Je sais pas pourquoi je me suis mis à autant lui parler. C’est sorti tout seul. Je voulais pas être indiscret mais je veux pas me réveiller demain et apprendre des choses pas jolies. Je me connais en plus, si j’ai pas fait tout ce que je pouvais, je me retrouve à me tourner et retourner dans mon pieu du soir au matin. Et ça, non merci. Je préfère prendre le risque que la gosse pète un plomb. Au moins, j’aurais tout essayé.

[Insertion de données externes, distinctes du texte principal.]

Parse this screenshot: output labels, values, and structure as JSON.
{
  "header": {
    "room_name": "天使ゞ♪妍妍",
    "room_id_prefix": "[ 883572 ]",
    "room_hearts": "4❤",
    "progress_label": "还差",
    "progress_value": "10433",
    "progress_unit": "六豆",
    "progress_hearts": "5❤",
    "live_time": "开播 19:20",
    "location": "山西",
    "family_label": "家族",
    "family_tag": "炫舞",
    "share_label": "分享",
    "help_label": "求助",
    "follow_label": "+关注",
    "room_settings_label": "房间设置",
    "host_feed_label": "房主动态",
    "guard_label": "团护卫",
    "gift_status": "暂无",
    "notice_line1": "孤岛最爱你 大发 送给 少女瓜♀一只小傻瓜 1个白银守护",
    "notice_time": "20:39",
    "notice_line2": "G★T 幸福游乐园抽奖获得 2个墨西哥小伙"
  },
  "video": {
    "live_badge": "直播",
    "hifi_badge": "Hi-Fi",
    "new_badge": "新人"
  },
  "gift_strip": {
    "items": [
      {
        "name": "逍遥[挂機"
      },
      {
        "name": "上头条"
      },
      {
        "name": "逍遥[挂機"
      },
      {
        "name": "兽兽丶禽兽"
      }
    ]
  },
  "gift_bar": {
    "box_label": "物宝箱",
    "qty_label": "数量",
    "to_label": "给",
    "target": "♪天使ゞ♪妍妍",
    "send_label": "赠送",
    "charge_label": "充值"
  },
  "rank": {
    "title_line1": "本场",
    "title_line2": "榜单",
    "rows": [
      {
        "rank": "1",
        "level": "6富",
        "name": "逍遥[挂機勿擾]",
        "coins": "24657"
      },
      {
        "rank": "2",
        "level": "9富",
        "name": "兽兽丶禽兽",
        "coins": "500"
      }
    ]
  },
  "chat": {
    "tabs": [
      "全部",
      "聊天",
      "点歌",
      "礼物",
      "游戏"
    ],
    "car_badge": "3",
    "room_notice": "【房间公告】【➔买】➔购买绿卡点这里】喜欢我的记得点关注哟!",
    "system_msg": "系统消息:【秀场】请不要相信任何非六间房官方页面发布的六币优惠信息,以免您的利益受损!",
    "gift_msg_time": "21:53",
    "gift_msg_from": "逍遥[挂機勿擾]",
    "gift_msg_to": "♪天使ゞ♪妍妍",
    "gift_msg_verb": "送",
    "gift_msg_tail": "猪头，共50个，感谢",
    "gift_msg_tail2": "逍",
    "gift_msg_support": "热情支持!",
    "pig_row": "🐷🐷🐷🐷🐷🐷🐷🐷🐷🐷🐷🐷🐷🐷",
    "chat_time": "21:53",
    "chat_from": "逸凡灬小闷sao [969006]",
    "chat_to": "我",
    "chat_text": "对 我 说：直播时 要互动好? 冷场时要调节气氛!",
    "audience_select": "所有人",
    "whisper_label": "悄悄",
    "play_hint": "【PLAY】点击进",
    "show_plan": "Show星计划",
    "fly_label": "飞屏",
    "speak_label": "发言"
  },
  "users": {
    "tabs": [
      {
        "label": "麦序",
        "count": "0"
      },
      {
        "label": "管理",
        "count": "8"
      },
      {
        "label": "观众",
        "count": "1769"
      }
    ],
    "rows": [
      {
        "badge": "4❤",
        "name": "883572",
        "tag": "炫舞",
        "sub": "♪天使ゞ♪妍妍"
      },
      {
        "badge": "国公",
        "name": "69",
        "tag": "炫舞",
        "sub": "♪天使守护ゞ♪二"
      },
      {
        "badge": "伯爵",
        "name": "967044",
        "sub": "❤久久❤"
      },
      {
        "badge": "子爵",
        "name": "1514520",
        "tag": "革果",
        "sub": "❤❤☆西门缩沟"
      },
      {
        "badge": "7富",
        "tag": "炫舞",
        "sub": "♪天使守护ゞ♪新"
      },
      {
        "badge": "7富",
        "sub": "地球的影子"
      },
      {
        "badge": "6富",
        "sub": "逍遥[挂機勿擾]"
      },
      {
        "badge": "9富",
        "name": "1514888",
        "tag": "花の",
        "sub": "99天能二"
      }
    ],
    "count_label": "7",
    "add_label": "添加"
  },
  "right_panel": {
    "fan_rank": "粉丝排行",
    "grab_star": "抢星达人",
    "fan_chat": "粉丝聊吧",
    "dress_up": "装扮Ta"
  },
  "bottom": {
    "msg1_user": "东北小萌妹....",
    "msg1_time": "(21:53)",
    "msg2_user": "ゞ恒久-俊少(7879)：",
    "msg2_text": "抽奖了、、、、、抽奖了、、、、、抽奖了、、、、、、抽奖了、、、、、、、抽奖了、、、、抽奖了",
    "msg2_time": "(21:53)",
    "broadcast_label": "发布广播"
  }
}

-          Je veux pas m’immiscer Mademoiselle. C’est juste que j’ai l’habitude de vous voir passer le matin et le soir. Et c’est toujours la même heure, depuis des mois que je suis là. Sauf aujourd’hui. Alors, vous comprenez bien, je m’inquiète. Et je vous l’ai déjà dit, vous avez vraiment la tête à l’envers.
-          Vous êtes un dragueur hors pari Monsieur. Où avez-vous appris cette technique-là ? Je vous préviens, ce n’est pas vraiment le bon moyen.
-          Oh non ! c’était pas du tout ce que je voulais ! vous vous trompez Mademoiselle. C’est juste que je m’intéresse aux gens et…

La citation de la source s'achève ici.